Growth Group | Accounting for Musicians

Don’t C-Inc. Your Business

Company, Inc. or whatever your chosen business name isn’t worth the cost of maintaining and incorporating as a C-corporation. I’ve recently spoken with numerous small business owners, including record labels who were previously advised to open a Delaware C-corp, bad idea. C-Inc. (I made this up but pronounce it “sink”) is not a great idea for new businesses.

See, most entrepreneurs on their first journey in business ownership only need a simple business structure, such as a sole proprietorship or limited liability company. The rules of owning or creating a corporation in the music business can cause significant upfront costs, long-term financial pain, and unwanted complicated paperwork for new small businesses. This, is why you should not incorporate your business.

C corporation losses (when they don’t make money) provide no benefit to the business owners.

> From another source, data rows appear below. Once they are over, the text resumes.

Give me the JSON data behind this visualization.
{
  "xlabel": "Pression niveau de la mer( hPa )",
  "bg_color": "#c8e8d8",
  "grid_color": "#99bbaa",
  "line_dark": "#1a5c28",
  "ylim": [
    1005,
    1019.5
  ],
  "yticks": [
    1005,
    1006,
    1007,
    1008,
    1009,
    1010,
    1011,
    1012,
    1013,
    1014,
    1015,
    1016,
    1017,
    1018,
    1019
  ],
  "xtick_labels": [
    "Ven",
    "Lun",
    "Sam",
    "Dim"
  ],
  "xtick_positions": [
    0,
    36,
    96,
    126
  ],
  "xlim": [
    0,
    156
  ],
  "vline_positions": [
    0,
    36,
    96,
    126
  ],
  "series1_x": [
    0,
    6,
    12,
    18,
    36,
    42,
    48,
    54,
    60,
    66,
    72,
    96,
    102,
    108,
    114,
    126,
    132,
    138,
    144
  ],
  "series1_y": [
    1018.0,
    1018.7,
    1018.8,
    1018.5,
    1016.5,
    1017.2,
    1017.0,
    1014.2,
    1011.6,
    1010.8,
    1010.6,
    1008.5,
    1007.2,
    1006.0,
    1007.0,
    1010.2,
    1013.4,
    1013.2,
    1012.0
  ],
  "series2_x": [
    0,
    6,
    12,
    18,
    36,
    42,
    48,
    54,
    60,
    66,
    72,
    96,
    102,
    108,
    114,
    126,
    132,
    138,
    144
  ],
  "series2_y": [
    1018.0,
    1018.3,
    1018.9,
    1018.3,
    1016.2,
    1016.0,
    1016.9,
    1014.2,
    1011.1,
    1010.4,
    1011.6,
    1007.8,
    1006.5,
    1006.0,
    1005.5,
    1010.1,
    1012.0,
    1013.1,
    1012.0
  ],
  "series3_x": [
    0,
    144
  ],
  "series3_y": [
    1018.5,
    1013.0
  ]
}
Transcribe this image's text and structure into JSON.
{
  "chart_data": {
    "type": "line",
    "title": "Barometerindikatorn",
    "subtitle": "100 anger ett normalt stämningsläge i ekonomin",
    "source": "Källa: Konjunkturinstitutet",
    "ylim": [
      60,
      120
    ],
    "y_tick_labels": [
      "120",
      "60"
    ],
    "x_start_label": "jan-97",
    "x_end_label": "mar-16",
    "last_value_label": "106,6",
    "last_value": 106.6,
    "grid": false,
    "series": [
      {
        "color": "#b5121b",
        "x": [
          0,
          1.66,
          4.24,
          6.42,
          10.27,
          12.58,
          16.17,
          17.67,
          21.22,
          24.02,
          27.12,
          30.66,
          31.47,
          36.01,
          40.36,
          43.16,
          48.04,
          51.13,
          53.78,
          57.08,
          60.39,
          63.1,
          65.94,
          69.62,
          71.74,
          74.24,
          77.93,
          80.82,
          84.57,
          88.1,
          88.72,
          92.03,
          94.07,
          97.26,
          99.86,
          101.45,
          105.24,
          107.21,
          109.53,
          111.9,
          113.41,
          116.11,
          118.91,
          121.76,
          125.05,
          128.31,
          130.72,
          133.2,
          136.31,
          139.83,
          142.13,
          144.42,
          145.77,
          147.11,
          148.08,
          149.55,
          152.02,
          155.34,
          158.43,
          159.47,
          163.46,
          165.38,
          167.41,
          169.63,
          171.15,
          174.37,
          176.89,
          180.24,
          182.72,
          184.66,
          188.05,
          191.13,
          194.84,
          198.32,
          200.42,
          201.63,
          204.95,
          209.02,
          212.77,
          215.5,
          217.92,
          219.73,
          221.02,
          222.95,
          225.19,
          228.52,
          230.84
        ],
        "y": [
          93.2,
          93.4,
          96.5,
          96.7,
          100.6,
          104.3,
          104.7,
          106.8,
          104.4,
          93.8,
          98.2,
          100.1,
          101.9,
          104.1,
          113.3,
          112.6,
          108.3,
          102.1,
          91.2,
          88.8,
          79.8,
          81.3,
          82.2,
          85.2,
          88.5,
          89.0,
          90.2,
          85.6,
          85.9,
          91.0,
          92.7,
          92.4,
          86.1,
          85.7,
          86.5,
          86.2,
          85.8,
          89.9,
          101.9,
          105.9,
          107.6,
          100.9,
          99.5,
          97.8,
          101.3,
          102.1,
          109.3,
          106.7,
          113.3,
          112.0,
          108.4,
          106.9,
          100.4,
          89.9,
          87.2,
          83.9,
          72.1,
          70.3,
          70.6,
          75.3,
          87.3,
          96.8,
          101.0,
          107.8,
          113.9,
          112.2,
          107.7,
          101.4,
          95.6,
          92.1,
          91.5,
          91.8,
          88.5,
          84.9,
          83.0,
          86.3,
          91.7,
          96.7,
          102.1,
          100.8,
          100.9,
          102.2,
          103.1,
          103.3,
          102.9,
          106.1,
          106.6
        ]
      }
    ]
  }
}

Often, new owners of c corp’s believe they can offset their personal income with the corporations, not true (unless your an S-corp). Therefore, this set up provides no benefit to the small business owner or producer.

Consult a professional tax accountant before starting online business registration by yourself. Most professional accountants will give you a free consultation where this question can easily be answered.

In short, unless you’re planning on having more than 100 owners or shareholders of your business, a C-corp is excessive for your small music business, so don’t do it. Don’t C-Inc. your business before you can get it out of the dock.